Vero is prohibited from using tax funds for large-scale beach replenishment such as the county has planned due to a 1980s-era referendum. Those who oppose beach replenishment mostly object to paying dearly for what they deem to be a futile fight against nature, but oceanfront residents and businesses rely upon regular influxes of sand to protect property and promote a healthy tourist economy.

Howle is the most recent in a series of Vero mayors to try to get funding out of Indian River County to help pay for repair of city beaches.

Previous mayors Jay Kramer and Dick Winger took an adversarial approach with the county over the bed tax, but Howle said he’s trying to accomplish the same goal via diplomacy. “It certainly is worth noting the vast majority of tourism dollars come from COVB.  Being sure Vero gets a fair shake is always something we keep in mind and would like to explore further in the future.”
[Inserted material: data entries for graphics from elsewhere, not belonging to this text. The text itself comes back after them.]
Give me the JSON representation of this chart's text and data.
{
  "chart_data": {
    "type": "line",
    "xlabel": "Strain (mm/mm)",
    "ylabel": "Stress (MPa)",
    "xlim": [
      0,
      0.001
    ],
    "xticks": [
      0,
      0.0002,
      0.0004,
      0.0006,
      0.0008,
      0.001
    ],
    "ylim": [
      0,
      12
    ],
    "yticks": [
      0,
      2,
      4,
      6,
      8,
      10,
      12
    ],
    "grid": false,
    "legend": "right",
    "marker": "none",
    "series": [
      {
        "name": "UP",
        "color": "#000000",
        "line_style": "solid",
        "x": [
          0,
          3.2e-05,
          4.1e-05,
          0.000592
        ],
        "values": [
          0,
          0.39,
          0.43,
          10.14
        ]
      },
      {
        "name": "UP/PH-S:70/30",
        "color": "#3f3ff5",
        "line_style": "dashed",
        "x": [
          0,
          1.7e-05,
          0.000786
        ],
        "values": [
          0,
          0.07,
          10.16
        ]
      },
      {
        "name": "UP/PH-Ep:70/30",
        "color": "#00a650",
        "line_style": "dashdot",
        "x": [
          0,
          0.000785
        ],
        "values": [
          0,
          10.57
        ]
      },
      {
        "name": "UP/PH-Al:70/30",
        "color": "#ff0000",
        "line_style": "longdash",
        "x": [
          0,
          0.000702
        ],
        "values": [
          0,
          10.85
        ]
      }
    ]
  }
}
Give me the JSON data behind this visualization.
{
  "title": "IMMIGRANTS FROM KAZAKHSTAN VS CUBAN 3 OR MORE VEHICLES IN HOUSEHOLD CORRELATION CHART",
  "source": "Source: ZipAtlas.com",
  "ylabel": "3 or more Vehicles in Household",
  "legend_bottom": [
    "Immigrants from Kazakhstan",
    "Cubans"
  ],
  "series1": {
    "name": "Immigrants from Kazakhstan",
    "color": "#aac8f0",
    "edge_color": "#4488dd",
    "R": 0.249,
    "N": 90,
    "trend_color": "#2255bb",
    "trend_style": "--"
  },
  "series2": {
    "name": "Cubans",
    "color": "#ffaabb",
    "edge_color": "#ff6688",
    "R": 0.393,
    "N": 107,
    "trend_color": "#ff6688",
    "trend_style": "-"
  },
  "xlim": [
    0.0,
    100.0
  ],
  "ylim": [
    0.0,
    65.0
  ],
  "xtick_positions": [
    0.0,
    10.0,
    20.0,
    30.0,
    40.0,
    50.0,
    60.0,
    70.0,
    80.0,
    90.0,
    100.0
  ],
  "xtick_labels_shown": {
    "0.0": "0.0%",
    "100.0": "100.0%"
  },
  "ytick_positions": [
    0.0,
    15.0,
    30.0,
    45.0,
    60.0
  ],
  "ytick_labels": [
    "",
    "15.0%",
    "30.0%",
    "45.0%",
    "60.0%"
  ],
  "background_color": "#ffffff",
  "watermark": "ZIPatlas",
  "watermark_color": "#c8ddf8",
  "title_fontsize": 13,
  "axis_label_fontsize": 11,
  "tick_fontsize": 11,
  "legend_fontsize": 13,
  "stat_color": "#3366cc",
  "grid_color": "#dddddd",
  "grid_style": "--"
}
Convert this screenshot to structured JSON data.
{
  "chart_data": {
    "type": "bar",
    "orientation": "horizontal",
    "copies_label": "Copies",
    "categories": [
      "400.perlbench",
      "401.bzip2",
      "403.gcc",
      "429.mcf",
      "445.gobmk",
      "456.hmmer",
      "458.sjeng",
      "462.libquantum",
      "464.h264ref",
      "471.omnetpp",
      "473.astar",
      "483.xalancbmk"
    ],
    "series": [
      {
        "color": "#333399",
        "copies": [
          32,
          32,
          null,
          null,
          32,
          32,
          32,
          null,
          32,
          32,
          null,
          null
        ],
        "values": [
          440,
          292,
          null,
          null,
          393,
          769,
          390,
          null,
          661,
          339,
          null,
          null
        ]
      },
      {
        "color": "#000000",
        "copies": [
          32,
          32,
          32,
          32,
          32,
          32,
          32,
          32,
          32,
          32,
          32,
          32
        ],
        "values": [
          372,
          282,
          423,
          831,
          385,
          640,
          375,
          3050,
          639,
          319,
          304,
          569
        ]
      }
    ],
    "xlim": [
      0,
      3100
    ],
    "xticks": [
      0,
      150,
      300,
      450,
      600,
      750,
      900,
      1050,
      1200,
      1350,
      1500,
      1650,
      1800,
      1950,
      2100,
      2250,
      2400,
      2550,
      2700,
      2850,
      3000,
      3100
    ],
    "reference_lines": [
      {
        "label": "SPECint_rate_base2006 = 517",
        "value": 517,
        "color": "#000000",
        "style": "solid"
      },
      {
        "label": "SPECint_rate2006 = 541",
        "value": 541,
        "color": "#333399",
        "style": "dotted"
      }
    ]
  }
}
The Vero Beach Lifeguard Association 2017 Annual Report published earlier this month states that more than 755,000 people flocked to Vero’s city beaches during guarded hours last year, with estimates for total visitor count topping one million people. Beach attendance was up 8 percent from 2016, and was the highest since 2012, providing a strong boost for local businesses.

One reason city beaches are so popular is that Vero not only pays to “groom” its five major public beaches from November to April, when it’s not peak turtle-nesting season, but also contracts with workers to comb the beaches for trash.